欠点としてはそれぞれのピントの「はっきりさ」は単焦点レンズに劣り、ハロー・グレアといって夜間の信号の光等がぼやけてみえます。夜間の運転をお仕事等でされる患者さんは適応になりません。薄暗い場所で小説の様な小さい活字を長時間見る場合には老眼鏡が必要になります。また、中等度以上の緑内障や黄斑疾患のある患者さんも不適応となります。
③焦点深度拡張型の多焦点レンズ
こちらはなるべく眼鏡はかけたくないけど回折構造のハロー・グレアを感じたくない方や、ごくごく軽度の緑内障や黄斑疾患があり、本来②を希望されている患者さんが対象となります。遠くから中間(パソコンやカーナビ等)までは裸眼で見ることができますが、近くを見る際には老眼鏡が必要となります。ハロー・グレアはごく軽度です(全くないわけではありません)。夜間の運転を頻繁にされる方も適応になります。

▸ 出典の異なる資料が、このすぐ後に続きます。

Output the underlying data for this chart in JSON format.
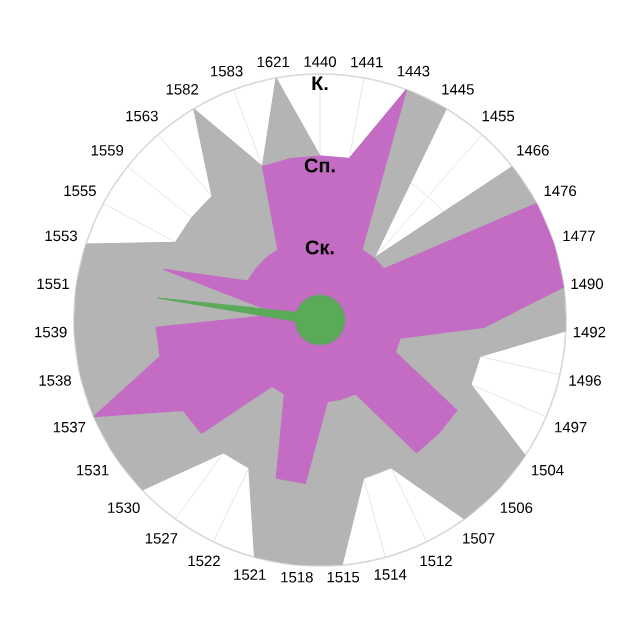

前述のレンズ以外にも、②と③を組み合わせたものや、②の派生型で同心円状にピントを配分するのではなく、「らせん状」にしたり「回折構造のギザギザをなめらかに」することで②の欠点であるハロー・グレアを抑えた眼内レンズ、③の焦点深度のピントの場所を左右のレンズで変えることで②と同程度の近くを見えるようにしたレンズもあります。
単焦点レンズは保険診療の白内障手術費用の中に含まれています。多焦点レンズは「選定療養」のものと、「自費」の2種類に分かれます。「選定療養」とは、眼内レンズの代金は自費で手術は保険による負担で済みます。「自費」の場合は検査・点眼・術後の診察や合併症発生時の対応も含め全て自費となります。近視がとても強い方は多焦点レンズの種類が限られる場合があります。
まず白内障手術をされる前にその病院・眼科クリニックがどういったレンズを取り扱っているのかお調べになった上で、どこの病院で手術を受けるか決められるのが良いと思います。「完璧な」眼内レンズは存在しません。将来どんな見え方にしたいのかということをしっかりと考えたうえで、自分に一番合ったレンズを選びましょう。